The other great advantage is that the method can be employed in a very wide range of contexts, from schools to palliative care, contexts in which bioenergetics or anything else “explicitly” psychotherapeutic would have no chance of penetrating. It does not need and does not really have a unifying discourse, which minimizes resistance. People are willing to try it out who would never go near (or for that matter be able to afford) a psychotherapist, and stick with it because, after all, it is only their body doing what it wants to do, and it is hard to be against that.
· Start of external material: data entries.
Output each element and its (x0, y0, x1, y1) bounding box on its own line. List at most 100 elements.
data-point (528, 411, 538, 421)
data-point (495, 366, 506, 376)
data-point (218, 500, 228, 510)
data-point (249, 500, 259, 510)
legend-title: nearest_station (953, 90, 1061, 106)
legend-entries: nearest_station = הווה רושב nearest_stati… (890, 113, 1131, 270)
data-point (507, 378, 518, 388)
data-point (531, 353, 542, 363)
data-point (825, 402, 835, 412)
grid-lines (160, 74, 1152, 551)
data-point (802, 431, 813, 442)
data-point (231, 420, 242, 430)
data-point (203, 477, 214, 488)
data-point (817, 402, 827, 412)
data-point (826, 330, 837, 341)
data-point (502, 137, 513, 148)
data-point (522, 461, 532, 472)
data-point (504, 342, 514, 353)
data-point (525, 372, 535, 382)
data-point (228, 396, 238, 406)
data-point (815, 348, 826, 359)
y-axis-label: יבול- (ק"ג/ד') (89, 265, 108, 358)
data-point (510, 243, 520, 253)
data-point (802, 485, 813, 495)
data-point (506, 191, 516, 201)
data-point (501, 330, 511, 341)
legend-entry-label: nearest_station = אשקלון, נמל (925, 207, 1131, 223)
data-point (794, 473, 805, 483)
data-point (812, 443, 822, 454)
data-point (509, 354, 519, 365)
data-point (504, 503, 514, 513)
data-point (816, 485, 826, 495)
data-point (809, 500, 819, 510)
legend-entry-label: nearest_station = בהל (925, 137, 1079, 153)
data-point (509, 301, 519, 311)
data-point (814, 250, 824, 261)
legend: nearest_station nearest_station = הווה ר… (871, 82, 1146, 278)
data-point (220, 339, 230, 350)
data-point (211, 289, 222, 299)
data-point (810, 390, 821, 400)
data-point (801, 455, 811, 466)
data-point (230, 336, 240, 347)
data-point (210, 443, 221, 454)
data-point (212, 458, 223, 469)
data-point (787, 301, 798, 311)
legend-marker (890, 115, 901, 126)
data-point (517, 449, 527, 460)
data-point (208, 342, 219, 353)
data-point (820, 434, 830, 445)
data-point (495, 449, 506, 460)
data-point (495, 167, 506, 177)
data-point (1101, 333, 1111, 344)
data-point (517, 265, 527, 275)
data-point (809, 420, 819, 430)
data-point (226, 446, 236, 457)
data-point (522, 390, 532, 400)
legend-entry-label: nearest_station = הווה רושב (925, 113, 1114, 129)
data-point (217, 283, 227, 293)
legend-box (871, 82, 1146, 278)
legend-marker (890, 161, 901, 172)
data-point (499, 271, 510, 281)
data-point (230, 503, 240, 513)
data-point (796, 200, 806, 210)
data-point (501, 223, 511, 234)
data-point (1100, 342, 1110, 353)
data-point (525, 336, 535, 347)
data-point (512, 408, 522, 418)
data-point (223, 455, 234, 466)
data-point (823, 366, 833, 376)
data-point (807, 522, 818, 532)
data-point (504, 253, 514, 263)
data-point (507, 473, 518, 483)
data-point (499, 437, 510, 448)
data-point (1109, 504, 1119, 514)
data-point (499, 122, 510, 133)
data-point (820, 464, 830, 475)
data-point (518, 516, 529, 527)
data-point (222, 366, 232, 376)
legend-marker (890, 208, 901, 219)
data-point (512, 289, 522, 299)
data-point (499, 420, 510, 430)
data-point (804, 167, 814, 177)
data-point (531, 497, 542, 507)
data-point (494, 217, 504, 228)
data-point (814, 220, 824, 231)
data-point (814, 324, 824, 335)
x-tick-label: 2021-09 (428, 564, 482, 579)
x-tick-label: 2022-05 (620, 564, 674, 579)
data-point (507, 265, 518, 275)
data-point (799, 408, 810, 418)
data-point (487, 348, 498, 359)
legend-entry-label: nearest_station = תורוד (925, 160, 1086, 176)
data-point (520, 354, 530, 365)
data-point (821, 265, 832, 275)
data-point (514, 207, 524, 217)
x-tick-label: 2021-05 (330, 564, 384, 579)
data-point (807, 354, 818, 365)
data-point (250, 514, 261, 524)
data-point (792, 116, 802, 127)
On the other hand it would at least seem not to be a complete system for spiritual liberation in the sense we derive ultimately from Reich. Berceli applies his technique way beyond the boundaries of PTSD, presumably because people have reported positive effects in those contexts, and has some awareness of the endemic and embedded nature of societal trauma, but the need for wide appeal seems to prevent him from going deeply into underlying societal issues in the radical tradition of much psychoanalytic thought. I am not saying this is a bad choice. Perhaps it is an excellent one. But ultimately, personally and at societal level, one does need to go there. Refusing to do so will always limit the benefits that can be attained.
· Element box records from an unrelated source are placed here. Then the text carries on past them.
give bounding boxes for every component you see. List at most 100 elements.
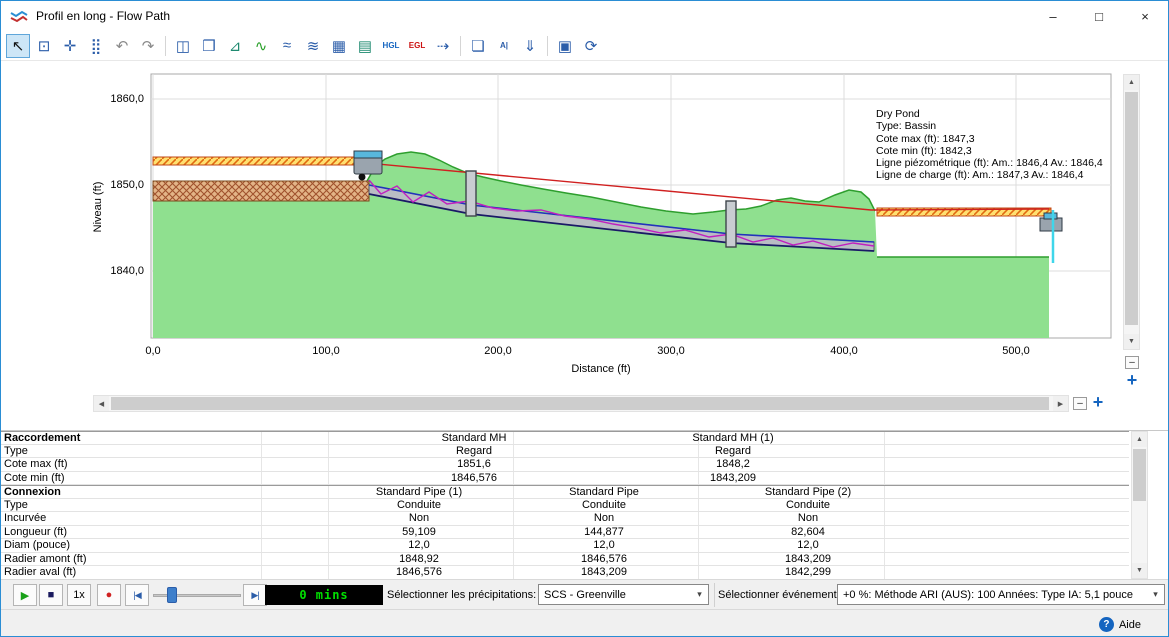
table-row: Radier aval (ft) 1846,576 1843,209 1842,…	[1, 566, 1129, 580]
vertical-zoom-out-button[interactable]: –	[1125, 356, 1139, 369]
table-cell: 12,0	[797, 539, 819, 551]
snapshot-button[interactable]: ❏	[466, 34, 490, 58]
invert-line	[368, 193, 875, 252]
water-surface-button[interactable]: ≈	[275, 34, 299, 58]
table-cell: Conduite	[581, 498, 627, 511]
slider-track[interactable]	[153, 594, 241, 597]
event-select[interactable]: +0 %: Méthode ARI (AUS): 100 Années: Typ…	[837, 584, 1165, 605]
terrain-outline	[153, 151, 876, 215]
scroll-thumb[interactable]	[1125, 92, 1138, 325]
zoom-extents-button[interactable]: ⣿	[84, 34, 108, 58]
skip-to-end-button[interactable]: ▶|	[243, 584, 267, 606]
scroll-down-button[interactable]: ▼	[1132, 563, 1147, 578]
screen-capture-icon: ▣	[557, 37, 573, 55]
table-cell: Non	[797, 512, 819, 524]
text-label-button[interactable]: A|	[492, 34, 516, 58]
record-icon: ●	[105, 589, 113, 601]
event-label: Sélectionner événement:	[718, 589, 840, 601]
table-column-divider	[261, 431, 262, 580]
flow-direction-button[interactable]: ⇢	[431, 34, 455, 58]
flow-profile-icon: ≋	[306, 37, 320, 55]
y-tick: 1860,0	[110, 93, 144, 105]
toolbar: ↖ ⊡ ✛ ⣿ ↶ ↷ ◫ ❒ ⊿ ∿ ≈ ≋ ▦ ▤ HGL EGL ⇢ ❏ …	[1, 31, 1168, 61]
close-button[interactable]: ×	[1141, 8, 1149, 24]
help-link[interactable]: ? Aide	[1098, 617, 1141, 632]
controls-separator	[714, 583, 715, 607]
scroll-right-button[interactable]: ▶	[1053, 396, 1068, 411]
table-cell: Non	[593, 512, 615, 524]
redo-icon: ↷	[141, 37, 155, 55]
scroll-up-button[interactable]: ▲	[1132, 432, 1147, 447]
horizontal-zoom-in-button[interactable]: +	[1092, 391, 1104, 412]
hgl-toggle-button[interactable]: HGL	[379, 34, 403, 58]
maximize-button[interactable]: □	[1095, 8, 1103, 24]
skip-back-icon: |◀	[133, 589, 141, 600]
flow-profile-button[interactable]: ≋	[301, 34, 325, 58]
inlet-structure-icon[interactable]	[353, 150, 383, 181]
minimize-button[interactable]: –	[1049, 8, 1057, 24]
window-title: Profil en long - Flow Path	[36, 9, 171, 23]
record-button[interactable]: ●	[97, 584, 121, 606]
save-profile-button[interactable]: ⇓	[518, 34, 542, 58]
table-cell: Non	[408, 512, 430, 524]
stop-button[interactable]: ■	[39, 584, 63, 606]
x-tick: 500,0	[1002, 345, 1030, 357]
chart-vertical-scrollbar[interactable]: ▲ ▼	[1123, 74, 1140, 350]
data-table-button[interactable]: ▦	[327, 34, 351, 58]
toolbar-separator	[165, 35, 166, 56]
report-chart-icon: ▤	[357, 37, 373, 55]
table-cell: Standard MH	[441, 432, 507, 444]
scroll-left-button[interactable]: ◀	[94, 396, 109, 411]
x-tick: 200,0	[484, 345, 512, 357]
precipitation-select[interactable]: SCS - Greenville ▾	[538, 584, 709, 605]
outlet-structure-icon[interactable]	[1039, 212, 1063, 232]
storage-tank-icon: ◫	[175, 37, 191, 55]
speed-button[interactable]: 1x	[67, 584, 91, 606]
speed-label: 1x	[73, 589, 85, 601]
slider-thumb[interactable]	[167, 587, 177, 603]
table-cell: 1846,576	[581, 552, 627, 565]
egl-toggle-button[interactable]: EGL	[405, 34, 429, 58]
manhole-1[interactable]	[465, 170, 477, 217]
row-label: Cote min (ft)	[4, 471, 65, 484]
egl-icon: EGL	[408, 41, 426, 50]
select-pointer-button[interactable]: ↖	[6, 33, 30, 58]
horizontal-zoom-out-button[interactable]: –	[1073, 397, 1087, 410]
scroll-down-button[interactable]: ▼	[1124, 334, 1139, 349]
undo-button[interactable]: ↶	[110, 34, 134, 58]
ground-surface-button[interactable]: ∿	[249, 34, 273, 58]
scroll-thumb[interactable]	[1133, 449, 1146, 501]
screen-capture-button[interactable]: ▣	[553, 34, 577, 58]
table-row: Diam (pouce) 12,0 12,0 12,0	[1, 539, 1129, 553]
view-3d-button[interactable]: ❒	[197, 34, 221, 58]
report-chart-button[interactable]: ▤	[353, 34, 377, 58]
cross-section-button[interactable]: ⊿	[223, 34, 247, 58]
help-icon: ?	[1098, 617, 1114, 632]
zoom-window-button[interactable]: ⊡	[32, 34, 56, 58]
table-cell: 59,109	[402, 525, 436, 538]
scroll-thumb[interactable]	[111, 397, 1049, 410]
statusbar: ? Aide	[1, 609, 1168, 636]
table-cell: 1846,576	[451, 471, 497, 484]
table-cell: 1848,2	[716, 458, 750, 470]
table-row: Raccordement Standard MH Standard MH (1)	[1, 431, 1129, 445]
skip-to-start-button[interactable]: |◀	[125, 584, 149, 606]
undo-icon: ↶	[115, 37, 129, 55]
vertical-zoom-in-button[interactable]: +	[1126, 369, 1138, 390]
time-slider[interactable]	[153, 587, 241, 603]
table-cell: 12,0	[408, 539, 430, 551]
play-button[interactable]: ▶	[13, 584, 37, 606]
refresh-profile-button[interactable]: ⟳	[579, 34, 603, 58]
row-label: Raccordement	[4, 432, 81, 444]
chart-horizontal-scrollbar[interactable]: ◀ ▶	[93, 395, 1069, 412]
pan-button[interactable]: ✛	[58, 34, 82, 58]
scroll-up-button[interactable]: ▲	[1124, 75, 1139, 90]
storage-tank-button[interactable]: ◫	[171, 34, 195, 58]
table-cell: Standard MH (1)	[692, 432, 774, 444]
table-cell: 1843,209	[710, 471, 756, 484]
manhole-2[interactable]	[725, 200, 737, 248]
table-vertical-scrollbar[interactable]: ▲ ▼	[1131, 431, 1148, 579]
redo-button[interactable]: ↷	[136, 34, 160, 58]
zoom-extents-icon: ⣿	[90, 37, 102, 55]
What Berceli’s discourse seems to me to lack is an understanding that the disruption of the trauma response is ultimately due to the fact that social experience, being so far from the natural state of man, continually regenerates trauma. On top of distorting ego development, social experience also acts in the present. Our shared cognitive models of the world and the human need for relationship continually pull us back to a depressed, unhealthy state, and would do so even if all “residues” of specific trauma were somehow dissolved. We touch here on the manner in which Berceli’s approach is most fundamentally incomplete. It is essentially solipsistic, and presupposes, ultimately as a matter of ideology, the ability of the individual body to regenerate in the absence of regeneration of the collective body and the social tissues, which although they are just as ossified as the somatic tissues, are not directly brought into vibration by the practice. This cannot work. An interpersonal dimension of therapy and practice is absolutely indispensable if we are to begin to reprogram the social mechanisms which propagate and perpetuate trauma.

So I guess that makes me a big fan and a big critic at the same time. However I will do and use the exercises and I recommend them to you to.